About Me
Born in Toledo, Ohio, Michelle was raised by a single mother in South Florida. There was talent in her genes, and when her mother married a musician she had met at the Baptist church where she played piano, Michelle, all of eight years old, sang at their wedding. Her stepfather, who had played steel guitar with Charley Pride, Billy Walker, Donna Fargo, and as a regular on The Grand Ole Opry in Nashville, organized the family into a four-piece band. They played at the Ft. Lauderdale Swap Shop, churches, retirement centers, private parties and the occasional club, and when Michelle was eleven, they cut their first record.
As high school neared its end, twin temptations pulled Michelle toward Nashville. The aeronautics program at Middle Tennessee State University kindled her ambition to become a pilot, while her stepfather's connections in the music industry opened the door toward her playing the music she had come to love. "I had learned to sing by listening to all my favorites on the radio in my car," she remembers, and then she counts 'em down: "Roseanne Cash, Patty Loveless, Emmylou Harris, Linda Ronstadt, Dolly Parton, Ricky Skaggs, Steve Wariner. I loved Shenandoah and Earl Thomas Conley. I was a fan of Journey and Foreigner and all those eighties groups too, but country really hit home. I was always jammin' it out of the speakers in my convertible Mustang instead of rock and alternative, so I didn't really fit in with my peers that well."

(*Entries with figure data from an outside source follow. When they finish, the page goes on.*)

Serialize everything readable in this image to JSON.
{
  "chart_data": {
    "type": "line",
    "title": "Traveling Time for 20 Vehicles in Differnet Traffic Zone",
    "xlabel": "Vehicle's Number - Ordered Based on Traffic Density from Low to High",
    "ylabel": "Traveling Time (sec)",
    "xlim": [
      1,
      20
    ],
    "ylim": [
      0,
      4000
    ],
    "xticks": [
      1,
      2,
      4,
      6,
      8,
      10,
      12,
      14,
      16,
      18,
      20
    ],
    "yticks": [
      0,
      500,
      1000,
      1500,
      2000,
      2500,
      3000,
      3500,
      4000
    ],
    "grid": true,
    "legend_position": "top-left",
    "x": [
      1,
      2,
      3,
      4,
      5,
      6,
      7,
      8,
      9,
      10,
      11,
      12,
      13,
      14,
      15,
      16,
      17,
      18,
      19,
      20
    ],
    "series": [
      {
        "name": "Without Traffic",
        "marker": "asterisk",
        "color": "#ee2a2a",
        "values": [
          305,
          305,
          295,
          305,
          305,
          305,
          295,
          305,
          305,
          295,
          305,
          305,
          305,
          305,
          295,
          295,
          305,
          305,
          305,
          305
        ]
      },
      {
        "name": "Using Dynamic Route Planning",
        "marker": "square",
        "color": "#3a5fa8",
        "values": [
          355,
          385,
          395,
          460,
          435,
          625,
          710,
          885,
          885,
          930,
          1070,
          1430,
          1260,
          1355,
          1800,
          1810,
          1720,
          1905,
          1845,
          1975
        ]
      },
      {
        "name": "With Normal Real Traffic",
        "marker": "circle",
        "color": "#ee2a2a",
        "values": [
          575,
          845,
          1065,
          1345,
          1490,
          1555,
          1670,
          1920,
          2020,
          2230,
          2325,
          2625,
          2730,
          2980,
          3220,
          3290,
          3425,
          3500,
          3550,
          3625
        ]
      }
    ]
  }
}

And so, without second thoughts, she and her mom joined her stepfather, who had moved back to Tennessee to help her qualify for state resident tuition at MTSU. "He took me to all the local joints and dives," she says, "and gave me a good introduction to his network of musicians. When I was nineteen I was playing at Lonnie's Western Room, The Carousel or Skull's Rainbow on Printer's Alley. I'd get home at around six in the morning, and then by eight I'd be in class."
Michelle headed back to the clubs. She joined a band called Cactus Rose. She nearly landed a record deal with the Loners, a band fronted by James House. She worked with the Ken Taylor Band at Tootsie's three nights a week for four years. She toured with Curb recording artist Steve Holy. She played with other acts whose names she doesn't even remember -- "that was many beers ago," she jokes. Even now, when not working up her own act, she's still doing band gigs, most recently singing and playing bass on the road with Hank Williams Jr. While playing with Dierks Bentley they spent 2003 playing in honky tonks all over the country and kicked off 2004 on tour with George Strait and Kenny Chesney.
Whether playing out of town or wedged against her bandmates on Tootsie's tiny stage, she relished every moment spent in the spotlight ...
Or, more accurately, just outside of the spotlight. "I loved being a part of a band," she smiles. "I'd always been backup. It was satisfying to me, to be kind of in the shadows, with just the occasional moment up front. But after playing at Tootsie's for so long I got a lot more exposure than I'd ever expected and became increasingly comfortable with the idea of fronting my own band."
So it was then that Michelle met Alex Torrez of Sony ATV Tree Music Publishing. She was playing her last gig with the Loners at the Exit/In. When he found out she was packing up to play right after that at Tootsie's, he followed her there. Later on he brought Sony Tree's chief creative officer and senior VP, Don Cook, to catch her act and, after introductions, sign Michelle to her first writing deal.
Eventually Cook brought Michelle's four-song demo to James Stroud at DreamWorks; that was enough to speed the artist and the label together and hasten the creation of the album "Just One Of The Boys".
Michelle Poe is just beginning to fly....SO HANG ON!!!!!